A lush exhibition in the Enid A. Haupt Conservatory of Hawaiian flora and a stunning display in the LuEsther T. Mertz Library Art Gallery that includes 17 of O’Keeffe’s Hawai‘i paintings—not seen together in New York since their debut in 1940—spotlight a transformative experience in the legendary artist’s life, revealing O’Keeffe’s deeply felt impressions and the enduring influence of the Islands’ dramatic landscapes and exotic plants.

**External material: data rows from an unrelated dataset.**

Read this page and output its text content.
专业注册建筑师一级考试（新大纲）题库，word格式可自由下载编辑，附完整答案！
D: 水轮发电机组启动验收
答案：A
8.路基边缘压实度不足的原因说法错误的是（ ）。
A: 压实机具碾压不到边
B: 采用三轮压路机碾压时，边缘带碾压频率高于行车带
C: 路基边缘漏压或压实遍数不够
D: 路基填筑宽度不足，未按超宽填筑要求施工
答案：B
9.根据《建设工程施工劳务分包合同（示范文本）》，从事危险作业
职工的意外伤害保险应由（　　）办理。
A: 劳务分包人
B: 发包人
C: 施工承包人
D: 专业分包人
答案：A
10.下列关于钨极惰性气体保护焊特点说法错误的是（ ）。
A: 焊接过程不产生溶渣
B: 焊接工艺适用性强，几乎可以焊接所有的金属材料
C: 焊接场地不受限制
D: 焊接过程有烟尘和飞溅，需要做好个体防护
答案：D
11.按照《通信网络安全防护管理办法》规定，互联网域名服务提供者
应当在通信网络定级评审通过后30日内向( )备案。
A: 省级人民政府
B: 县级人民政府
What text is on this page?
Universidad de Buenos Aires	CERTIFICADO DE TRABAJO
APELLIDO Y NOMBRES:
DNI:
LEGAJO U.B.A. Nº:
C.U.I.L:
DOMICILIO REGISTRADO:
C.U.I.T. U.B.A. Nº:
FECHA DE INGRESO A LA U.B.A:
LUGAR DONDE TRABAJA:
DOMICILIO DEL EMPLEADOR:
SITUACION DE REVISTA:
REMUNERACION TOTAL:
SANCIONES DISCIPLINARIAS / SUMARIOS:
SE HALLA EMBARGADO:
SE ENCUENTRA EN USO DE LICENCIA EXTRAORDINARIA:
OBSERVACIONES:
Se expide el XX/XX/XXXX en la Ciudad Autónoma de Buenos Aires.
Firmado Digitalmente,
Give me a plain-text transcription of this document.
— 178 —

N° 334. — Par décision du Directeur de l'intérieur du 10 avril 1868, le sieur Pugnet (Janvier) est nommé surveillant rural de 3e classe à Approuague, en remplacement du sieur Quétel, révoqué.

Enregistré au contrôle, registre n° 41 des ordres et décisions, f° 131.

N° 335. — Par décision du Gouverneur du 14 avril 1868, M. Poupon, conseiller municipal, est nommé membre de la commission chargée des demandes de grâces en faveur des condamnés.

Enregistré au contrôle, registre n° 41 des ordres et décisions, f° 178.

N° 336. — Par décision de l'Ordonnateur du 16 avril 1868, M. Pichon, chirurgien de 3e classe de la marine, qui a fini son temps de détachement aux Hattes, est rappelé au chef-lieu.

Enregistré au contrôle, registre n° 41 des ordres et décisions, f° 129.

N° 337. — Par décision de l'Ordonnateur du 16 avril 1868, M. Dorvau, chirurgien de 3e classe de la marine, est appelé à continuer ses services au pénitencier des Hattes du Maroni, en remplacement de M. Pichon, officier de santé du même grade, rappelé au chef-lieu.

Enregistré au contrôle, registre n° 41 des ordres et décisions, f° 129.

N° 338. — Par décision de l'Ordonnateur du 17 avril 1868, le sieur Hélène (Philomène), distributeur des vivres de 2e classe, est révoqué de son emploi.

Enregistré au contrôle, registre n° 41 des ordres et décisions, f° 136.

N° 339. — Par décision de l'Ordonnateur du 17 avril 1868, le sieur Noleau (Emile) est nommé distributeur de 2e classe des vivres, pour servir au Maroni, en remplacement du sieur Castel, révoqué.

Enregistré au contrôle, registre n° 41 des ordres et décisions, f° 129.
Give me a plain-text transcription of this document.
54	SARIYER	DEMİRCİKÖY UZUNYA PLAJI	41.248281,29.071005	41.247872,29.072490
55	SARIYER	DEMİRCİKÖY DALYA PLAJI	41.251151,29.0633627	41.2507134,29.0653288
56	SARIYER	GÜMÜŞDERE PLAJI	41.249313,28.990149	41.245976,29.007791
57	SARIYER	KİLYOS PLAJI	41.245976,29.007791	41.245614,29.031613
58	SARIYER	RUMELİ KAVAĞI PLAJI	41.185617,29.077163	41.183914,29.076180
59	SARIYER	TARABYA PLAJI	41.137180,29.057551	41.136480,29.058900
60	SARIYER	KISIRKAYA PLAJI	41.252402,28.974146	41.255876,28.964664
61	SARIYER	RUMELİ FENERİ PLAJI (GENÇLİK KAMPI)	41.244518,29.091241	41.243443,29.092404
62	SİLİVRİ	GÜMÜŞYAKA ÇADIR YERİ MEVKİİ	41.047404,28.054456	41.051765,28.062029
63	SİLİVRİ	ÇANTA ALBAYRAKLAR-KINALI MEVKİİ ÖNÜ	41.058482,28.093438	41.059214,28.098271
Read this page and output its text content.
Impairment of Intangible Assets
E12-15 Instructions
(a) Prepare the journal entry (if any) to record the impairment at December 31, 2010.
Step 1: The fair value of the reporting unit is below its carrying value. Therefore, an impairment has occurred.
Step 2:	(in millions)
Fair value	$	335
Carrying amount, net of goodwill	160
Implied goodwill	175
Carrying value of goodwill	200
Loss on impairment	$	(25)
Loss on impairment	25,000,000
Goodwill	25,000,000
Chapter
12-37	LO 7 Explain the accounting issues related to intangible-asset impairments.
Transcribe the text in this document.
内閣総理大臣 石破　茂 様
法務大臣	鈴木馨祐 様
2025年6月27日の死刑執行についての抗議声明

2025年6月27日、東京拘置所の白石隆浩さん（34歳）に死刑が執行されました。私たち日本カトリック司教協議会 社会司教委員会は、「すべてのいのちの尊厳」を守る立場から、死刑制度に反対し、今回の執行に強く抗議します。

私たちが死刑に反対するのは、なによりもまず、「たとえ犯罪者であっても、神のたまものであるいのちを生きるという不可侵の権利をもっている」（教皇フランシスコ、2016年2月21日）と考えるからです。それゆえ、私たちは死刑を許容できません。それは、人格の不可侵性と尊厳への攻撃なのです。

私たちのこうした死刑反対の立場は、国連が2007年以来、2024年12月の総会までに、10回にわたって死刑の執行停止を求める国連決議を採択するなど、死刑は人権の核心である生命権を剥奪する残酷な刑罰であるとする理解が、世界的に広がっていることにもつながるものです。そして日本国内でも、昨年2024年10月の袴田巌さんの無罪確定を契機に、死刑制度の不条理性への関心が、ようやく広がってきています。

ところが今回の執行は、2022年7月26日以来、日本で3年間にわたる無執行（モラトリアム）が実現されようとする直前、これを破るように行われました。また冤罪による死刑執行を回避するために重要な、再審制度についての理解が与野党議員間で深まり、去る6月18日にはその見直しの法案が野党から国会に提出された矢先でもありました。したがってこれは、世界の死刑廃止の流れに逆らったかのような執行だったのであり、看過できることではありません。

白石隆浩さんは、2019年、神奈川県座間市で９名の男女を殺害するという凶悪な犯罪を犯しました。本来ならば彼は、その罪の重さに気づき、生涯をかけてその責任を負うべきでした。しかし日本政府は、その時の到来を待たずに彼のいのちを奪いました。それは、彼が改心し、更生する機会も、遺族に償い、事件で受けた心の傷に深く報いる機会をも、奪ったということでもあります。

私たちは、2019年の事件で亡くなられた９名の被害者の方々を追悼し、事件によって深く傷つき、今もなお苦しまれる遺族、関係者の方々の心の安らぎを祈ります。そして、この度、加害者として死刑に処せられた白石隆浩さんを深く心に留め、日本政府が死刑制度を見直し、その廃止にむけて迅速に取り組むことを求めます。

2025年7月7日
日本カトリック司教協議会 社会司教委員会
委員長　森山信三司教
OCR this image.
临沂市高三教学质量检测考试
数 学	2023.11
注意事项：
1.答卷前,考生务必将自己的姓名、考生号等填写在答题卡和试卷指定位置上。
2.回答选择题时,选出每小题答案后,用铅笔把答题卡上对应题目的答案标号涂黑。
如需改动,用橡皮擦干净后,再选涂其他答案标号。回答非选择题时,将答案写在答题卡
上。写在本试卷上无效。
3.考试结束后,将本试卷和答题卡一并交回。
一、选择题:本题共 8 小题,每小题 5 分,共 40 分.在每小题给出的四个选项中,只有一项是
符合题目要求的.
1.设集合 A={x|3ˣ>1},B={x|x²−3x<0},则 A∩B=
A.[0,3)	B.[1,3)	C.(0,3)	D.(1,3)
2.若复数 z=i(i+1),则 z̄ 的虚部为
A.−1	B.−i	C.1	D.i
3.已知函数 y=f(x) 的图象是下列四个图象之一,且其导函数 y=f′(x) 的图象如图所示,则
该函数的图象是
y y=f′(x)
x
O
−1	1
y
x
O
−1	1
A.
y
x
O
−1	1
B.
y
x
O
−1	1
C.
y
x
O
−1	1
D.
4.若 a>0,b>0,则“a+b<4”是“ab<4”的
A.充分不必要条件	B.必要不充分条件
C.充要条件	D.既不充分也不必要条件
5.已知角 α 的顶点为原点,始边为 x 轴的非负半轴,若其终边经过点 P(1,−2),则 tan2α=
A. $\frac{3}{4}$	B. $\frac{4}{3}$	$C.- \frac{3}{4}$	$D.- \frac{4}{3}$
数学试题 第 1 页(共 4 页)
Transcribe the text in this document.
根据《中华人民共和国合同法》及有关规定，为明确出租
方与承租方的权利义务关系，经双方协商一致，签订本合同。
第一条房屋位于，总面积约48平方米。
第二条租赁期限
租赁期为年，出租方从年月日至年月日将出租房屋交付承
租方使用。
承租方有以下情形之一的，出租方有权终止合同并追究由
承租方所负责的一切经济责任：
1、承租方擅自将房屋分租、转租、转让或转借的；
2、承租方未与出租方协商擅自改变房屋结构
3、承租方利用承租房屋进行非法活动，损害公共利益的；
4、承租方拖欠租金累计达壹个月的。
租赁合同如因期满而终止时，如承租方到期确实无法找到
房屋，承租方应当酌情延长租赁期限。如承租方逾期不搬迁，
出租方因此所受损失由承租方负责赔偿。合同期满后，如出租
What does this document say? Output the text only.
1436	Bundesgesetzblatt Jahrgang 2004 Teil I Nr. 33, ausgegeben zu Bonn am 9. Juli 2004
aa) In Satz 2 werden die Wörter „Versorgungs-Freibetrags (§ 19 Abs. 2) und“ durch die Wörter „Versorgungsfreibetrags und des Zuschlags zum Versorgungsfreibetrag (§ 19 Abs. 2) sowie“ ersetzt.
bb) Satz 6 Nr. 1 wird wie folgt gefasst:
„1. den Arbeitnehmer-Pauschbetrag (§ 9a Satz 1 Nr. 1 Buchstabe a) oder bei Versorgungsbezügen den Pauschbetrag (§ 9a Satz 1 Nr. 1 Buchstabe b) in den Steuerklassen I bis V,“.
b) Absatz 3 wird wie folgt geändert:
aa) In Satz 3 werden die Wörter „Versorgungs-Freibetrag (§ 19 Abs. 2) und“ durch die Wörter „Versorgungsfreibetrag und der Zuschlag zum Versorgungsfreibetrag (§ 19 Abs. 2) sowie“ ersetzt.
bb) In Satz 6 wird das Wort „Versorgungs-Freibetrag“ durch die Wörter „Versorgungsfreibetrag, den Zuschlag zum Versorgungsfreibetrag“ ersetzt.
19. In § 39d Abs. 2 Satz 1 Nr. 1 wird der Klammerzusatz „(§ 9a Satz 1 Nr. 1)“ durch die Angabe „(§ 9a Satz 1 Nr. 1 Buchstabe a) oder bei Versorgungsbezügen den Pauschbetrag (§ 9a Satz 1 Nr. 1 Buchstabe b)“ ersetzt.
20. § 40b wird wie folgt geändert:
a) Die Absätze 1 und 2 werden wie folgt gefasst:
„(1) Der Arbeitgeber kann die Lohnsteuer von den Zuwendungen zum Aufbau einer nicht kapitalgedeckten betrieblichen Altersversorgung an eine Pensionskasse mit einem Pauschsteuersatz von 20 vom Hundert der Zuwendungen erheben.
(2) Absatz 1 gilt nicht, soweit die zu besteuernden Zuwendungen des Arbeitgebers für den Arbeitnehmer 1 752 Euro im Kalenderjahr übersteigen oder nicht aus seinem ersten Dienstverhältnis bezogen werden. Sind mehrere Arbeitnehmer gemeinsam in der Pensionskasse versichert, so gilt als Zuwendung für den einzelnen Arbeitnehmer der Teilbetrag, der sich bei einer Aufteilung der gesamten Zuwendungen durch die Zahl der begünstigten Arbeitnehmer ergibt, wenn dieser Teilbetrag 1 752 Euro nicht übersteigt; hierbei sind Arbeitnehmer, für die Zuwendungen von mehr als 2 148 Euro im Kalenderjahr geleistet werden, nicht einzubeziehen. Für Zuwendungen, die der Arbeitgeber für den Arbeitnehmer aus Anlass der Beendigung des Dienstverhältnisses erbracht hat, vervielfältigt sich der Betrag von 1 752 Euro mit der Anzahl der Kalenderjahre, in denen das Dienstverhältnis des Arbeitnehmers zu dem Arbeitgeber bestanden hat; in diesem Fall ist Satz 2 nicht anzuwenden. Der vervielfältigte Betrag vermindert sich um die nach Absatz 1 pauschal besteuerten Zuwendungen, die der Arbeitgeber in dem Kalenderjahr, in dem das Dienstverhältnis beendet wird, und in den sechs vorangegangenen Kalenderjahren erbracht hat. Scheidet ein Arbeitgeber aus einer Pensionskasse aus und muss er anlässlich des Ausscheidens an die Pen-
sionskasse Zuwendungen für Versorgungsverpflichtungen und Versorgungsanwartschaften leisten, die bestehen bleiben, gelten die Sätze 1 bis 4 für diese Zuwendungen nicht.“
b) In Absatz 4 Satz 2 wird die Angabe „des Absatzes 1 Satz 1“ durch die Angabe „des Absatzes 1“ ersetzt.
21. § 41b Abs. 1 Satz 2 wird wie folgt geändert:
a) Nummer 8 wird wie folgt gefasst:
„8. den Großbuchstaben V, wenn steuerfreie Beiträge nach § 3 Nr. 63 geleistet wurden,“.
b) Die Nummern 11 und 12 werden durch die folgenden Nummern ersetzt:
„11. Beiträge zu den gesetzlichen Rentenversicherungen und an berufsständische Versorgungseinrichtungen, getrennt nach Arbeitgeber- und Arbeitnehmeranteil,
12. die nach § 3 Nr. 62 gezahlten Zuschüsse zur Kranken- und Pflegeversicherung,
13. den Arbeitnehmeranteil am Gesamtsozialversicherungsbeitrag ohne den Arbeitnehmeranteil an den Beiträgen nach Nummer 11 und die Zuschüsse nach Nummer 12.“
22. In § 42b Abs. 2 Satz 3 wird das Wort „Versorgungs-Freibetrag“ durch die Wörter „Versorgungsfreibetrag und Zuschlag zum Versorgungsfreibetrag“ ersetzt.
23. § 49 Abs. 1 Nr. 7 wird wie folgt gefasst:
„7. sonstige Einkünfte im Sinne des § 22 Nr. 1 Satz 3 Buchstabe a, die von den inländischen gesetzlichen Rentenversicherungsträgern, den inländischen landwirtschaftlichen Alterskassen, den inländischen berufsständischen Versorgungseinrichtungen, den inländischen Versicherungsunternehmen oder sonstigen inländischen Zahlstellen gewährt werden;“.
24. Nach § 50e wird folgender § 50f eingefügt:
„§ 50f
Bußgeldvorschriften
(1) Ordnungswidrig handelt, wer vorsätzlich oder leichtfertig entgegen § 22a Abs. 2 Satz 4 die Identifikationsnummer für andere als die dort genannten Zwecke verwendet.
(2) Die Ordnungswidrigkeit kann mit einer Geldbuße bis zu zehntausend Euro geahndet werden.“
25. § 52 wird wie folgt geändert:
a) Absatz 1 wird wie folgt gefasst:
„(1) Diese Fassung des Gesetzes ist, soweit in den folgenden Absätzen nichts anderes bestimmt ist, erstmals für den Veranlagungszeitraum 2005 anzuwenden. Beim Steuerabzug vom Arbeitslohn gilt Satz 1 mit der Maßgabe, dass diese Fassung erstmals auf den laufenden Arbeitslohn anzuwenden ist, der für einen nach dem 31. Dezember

Guest speaker Victoria Lewis is the Interpretive Specialist at The New York Botanical Garden. She is part of the curatorial team that develops Garden-wide exhibitions such as Georgia O’Keeffe: Visions of Hawai‘i, CHIHULY, and Impressionism: American Gardens on Canvas, as well as the annual Orchid Show and Holiday Train Show. She is responsible for creating interpretive materials throughout the 250-acre Garden, including mobile experiences, signage and display text, and audio tours, and trains staff and volunteer tour guides. She studied art history at Yale.
About the artist:
Georgia O’Keeffe was born on November 15, 1887, in Sun Prairie, Wisconsin and studied at the Art Institute of Chicago and the Art Students League in New York. Photographer and art dealer Alfred Stieglitz gave O’Keeffe her first gallery show in 1916 and the couple married in 1924. Considered the “mother of American modernism” and was well known for her boldly innovative art, distinct flowers, dramatic cityscapes, and glowing landscapes. O’Keeffe eventually moved to New Mexico after her husband’s death and was inspired by the landscape to create numerous well-known paintings. She died on March 6, 1986 at the age of 98.